Stern was a lawyer who became an entertainment mogul. When he initially joined the NBA as general counsel under commissioner Larry O'Brien in 1978, there was no speculation that the league would bloom to become a worldwide industry. A more likely outcome for the NBA at that time was bankruptcy, based on the futility of the league's business plan and the public antipathy for its players.

As the NBA grew around the popularity of its most charismatic stars, Stern was criticized for cheapening the sport in order to exploit the celebrity of his most talented players. In years to come, however, it may happen that Stern will be viewed in relative terms as a traditionalist. In his outgoing decade, after all, he took a hard line with suspensions for brawling players, he instituted a dress code for players, and just this season he has even cracked down on the time players spend shaking hands and hugging before they take the court -- all of it intended to help the players sell themselves to a larger audience.

The lesson of Stern's success is that the NBA has increased revenues by focusing on the entertainment, which enabled the games to be viewed ever more universally by audiences who cared less about the sport and more about the personalities. As the NBA seeks to build on the global foundation established by Stern, and to profit from new fans that haven't grown up in the culture of American basketball, the formula for Silver will be to continue to sell the NBA as something more than a traditional sports league. He will be building on what Stern created, and based on the choices to come, Stern's modifications to the NBA model may appear quaint by comparison.
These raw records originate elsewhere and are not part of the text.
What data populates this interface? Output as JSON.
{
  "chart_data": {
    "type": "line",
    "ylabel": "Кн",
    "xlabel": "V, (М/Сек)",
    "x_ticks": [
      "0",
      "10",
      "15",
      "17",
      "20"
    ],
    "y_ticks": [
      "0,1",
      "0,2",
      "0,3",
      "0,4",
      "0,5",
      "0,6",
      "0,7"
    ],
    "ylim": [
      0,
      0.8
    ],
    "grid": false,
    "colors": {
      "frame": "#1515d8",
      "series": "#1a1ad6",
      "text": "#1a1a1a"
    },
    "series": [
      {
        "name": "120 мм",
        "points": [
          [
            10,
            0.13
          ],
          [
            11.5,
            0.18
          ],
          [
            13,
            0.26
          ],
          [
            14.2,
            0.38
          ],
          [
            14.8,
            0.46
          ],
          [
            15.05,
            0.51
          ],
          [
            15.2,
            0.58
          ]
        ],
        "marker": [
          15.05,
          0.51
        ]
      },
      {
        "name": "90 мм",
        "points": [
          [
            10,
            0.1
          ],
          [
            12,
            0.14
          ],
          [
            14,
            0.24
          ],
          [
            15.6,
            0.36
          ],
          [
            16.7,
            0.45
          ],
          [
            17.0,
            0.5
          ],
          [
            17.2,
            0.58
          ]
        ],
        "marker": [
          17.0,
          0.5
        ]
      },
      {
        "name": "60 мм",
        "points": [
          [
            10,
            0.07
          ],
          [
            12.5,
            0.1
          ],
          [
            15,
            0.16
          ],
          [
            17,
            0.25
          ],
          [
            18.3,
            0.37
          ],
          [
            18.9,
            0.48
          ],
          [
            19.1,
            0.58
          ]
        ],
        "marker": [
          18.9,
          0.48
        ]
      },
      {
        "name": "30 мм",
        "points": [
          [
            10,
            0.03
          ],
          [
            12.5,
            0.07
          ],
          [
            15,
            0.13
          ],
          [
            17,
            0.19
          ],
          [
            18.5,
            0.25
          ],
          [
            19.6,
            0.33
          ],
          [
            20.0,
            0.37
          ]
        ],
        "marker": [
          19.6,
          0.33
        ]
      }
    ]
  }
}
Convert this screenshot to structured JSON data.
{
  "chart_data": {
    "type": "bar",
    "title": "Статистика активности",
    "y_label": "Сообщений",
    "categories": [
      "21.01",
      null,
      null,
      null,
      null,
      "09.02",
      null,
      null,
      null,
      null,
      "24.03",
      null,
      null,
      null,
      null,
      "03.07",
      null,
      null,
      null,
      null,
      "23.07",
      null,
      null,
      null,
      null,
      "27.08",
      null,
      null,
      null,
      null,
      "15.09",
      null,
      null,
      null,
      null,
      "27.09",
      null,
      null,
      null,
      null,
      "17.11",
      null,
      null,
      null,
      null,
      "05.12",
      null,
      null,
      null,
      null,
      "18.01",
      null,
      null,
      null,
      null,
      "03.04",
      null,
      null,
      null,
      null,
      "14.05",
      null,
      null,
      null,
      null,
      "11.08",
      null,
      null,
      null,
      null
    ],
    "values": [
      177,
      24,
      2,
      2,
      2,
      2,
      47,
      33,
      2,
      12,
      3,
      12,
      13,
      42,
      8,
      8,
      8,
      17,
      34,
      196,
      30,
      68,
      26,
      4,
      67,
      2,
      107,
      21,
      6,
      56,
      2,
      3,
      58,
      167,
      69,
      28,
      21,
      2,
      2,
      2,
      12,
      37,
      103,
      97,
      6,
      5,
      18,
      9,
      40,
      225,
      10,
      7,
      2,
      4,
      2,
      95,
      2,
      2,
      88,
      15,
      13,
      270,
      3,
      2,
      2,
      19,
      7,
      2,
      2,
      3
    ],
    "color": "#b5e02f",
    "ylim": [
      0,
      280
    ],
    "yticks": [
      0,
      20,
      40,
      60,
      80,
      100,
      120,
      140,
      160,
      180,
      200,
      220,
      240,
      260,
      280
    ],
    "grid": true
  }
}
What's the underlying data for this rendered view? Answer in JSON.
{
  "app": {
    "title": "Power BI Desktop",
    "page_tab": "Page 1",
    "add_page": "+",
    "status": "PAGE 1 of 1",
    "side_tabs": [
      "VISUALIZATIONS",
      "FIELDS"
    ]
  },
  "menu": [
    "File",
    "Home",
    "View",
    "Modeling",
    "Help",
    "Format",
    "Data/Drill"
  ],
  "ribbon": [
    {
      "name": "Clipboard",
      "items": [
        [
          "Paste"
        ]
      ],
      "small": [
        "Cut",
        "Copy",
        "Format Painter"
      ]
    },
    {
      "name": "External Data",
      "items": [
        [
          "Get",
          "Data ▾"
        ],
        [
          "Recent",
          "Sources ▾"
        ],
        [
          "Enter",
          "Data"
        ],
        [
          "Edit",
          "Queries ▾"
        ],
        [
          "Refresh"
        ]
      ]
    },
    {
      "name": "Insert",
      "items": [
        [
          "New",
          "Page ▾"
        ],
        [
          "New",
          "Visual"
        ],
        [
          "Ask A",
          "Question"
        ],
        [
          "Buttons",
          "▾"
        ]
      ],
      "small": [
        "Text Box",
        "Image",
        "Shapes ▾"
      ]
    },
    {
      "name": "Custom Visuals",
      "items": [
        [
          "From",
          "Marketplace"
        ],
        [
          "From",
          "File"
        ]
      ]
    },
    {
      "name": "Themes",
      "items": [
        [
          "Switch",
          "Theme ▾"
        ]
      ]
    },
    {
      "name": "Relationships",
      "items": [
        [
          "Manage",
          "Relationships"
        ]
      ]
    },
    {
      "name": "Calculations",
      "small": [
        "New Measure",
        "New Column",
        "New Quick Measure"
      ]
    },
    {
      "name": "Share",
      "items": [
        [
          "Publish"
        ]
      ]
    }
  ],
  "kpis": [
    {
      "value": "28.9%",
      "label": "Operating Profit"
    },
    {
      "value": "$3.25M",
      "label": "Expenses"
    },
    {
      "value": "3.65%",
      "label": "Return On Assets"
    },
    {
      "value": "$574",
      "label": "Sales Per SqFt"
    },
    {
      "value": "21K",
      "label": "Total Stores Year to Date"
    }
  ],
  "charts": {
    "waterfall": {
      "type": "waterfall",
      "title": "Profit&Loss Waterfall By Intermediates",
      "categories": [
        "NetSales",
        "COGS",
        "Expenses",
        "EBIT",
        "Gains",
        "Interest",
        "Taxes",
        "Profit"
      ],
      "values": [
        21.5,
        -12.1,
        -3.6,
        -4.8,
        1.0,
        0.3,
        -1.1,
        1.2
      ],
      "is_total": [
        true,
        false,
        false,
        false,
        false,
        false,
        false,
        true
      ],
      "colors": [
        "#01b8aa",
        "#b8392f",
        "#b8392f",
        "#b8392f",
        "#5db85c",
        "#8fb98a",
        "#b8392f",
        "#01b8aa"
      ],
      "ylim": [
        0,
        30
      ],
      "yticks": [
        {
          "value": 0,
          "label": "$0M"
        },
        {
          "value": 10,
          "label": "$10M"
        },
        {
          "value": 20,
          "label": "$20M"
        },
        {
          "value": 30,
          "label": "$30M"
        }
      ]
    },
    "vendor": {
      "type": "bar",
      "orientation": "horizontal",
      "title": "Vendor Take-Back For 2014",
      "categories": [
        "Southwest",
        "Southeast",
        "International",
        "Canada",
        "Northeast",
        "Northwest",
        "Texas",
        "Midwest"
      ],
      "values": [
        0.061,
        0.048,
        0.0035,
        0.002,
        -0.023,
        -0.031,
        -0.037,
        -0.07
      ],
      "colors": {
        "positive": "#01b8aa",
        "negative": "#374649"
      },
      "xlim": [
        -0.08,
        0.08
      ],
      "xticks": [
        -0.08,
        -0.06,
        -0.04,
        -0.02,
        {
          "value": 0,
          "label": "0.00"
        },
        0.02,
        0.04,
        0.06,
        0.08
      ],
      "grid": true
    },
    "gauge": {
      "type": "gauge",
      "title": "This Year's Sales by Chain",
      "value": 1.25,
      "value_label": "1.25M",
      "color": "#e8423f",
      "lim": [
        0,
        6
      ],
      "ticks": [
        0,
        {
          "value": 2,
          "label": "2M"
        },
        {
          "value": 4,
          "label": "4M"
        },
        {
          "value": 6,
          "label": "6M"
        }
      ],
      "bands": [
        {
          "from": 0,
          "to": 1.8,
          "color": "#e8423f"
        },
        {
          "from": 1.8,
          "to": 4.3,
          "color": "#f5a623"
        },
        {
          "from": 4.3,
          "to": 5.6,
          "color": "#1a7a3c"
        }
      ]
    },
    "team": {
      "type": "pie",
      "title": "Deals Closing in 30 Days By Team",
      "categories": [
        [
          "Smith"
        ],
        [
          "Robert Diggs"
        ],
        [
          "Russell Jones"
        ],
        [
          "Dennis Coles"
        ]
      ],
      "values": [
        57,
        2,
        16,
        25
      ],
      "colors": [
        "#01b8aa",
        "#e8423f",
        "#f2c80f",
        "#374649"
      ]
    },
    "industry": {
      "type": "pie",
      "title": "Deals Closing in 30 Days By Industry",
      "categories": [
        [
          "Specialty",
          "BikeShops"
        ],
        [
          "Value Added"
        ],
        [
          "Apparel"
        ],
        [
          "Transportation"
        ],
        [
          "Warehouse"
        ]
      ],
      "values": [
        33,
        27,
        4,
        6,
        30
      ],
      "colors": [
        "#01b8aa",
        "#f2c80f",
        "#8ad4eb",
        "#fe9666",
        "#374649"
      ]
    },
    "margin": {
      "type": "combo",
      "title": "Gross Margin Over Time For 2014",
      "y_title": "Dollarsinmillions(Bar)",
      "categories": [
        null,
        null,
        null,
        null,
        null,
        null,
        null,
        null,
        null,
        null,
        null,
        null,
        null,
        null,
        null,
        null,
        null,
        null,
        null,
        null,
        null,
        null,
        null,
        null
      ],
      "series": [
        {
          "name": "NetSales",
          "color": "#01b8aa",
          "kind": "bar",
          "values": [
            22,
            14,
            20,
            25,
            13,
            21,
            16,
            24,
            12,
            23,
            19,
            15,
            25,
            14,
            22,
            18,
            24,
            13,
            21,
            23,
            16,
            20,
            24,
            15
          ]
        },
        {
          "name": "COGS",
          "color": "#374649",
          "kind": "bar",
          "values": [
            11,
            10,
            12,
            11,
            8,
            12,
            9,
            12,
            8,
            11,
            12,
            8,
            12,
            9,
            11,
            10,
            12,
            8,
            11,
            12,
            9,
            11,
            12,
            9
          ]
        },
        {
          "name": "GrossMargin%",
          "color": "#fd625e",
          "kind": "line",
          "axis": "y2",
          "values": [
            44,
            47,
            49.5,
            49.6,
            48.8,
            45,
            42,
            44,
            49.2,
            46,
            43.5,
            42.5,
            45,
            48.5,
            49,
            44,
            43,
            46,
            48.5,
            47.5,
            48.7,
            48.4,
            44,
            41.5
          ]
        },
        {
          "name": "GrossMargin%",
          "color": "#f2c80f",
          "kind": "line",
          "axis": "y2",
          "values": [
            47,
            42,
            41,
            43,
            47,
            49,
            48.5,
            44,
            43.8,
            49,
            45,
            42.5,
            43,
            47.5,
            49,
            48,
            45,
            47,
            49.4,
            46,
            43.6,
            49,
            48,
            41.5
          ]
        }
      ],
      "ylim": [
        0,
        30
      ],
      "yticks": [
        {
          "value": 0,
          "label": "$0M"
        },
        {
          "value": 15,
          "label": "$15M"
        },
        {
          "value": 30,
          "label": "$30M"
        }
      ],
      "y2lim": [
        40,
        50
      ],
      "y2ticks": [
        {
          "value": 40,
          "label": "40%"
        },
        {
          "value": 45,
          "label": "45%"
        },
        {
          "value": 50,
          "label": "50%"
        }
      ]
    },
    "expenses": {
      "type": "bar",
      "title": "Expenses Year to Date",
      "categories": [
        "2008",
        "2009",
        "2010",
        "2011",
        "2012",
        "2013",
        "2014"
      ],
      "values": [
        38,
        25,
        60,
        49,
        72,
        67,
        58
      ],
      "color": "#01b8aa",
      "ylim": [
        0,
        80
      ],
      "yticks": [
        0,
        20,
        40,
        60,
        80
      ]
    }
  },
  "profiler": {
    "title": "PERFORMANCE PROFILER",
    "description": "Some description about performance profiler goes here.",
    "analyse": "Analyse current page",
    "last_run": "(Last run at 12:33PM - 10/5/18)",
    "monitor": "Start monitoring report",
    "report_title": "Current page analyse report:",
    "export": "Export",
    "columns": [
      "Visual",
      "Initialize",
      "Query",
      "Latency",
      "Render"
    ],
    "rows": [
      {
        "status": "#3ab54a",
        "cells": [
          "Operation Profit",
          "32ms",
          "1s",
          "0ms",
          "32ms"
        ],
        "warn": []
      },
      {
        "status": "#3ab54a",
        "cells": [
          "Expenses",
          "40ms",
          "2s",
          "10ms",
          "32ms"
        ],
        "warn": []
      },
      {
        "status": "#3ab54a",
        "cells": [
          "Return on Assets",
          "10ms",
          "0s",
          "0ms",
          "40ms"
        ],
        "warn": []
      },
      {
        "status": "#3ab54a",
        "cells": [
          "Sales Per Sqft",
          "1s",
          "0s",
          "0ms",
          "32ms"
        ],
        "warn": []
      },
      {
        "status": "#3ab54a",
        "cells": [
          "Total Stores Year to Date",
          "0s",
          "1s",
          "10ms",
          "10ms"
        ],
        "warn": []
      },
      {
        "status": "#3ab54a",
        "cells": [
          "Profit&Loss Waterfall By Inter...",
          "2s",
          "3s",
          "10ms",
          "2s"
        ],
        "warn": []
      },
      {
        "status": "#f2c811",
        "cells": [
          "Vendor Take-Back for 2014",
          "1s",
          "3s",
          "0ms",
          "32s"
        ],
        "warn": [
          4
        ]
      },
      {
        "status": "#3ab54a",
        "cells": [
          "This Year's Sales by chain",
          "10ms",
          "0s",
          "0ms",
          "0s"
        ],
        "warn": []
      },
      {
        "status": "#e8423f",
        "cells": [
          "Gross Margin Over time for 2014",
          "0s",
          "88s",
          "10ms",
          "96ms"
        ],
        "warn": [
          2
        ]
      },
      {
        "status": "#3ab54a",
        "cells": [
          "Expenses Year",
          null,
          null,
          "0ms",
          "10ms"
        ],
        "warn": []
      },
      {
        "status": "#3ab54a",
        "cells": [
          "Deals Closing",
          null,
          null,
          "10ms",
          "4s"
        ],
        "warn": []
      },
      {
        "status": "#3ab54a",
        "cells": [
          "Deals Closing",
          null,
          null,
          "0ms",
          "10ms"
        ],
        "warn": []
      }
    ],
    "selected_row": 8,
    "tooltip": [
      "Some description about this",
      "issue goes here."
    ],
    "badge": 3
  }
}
Three years ago, for example, I pressed Stern on the issue of legalized gambling on NBA games. My argument was that game-fixing remains more of a threat to the NBA so long as the games are wagered illegally through under-the-table bookmakers; legalized betting could also lead to new revenue streams and create a new audience for the NBA in much the same was as fantasy leagues and social media have created new platforms of interest.

To my surprise, Stern didn't shoot down the idea, and in so doing he distanced himself from all of the American sports commissioners who have been hired since the post was invented in 1920 for Kenesaw Mountain Landis to rescue baseball from the Black Sox scandal. "I'm going to leave the slate clean for my successor,'' Stern said in 2009. He smiled and added, "But, it's fair enough that we have moved to a point where that leap is a possibility, although that's not our current position.''

In other words, it is a world of opportunity that Stern passes onto Silver. The opportunities to come may be unexpected and controversial, which is to say that the legacy of Stern will endure long after his retirement.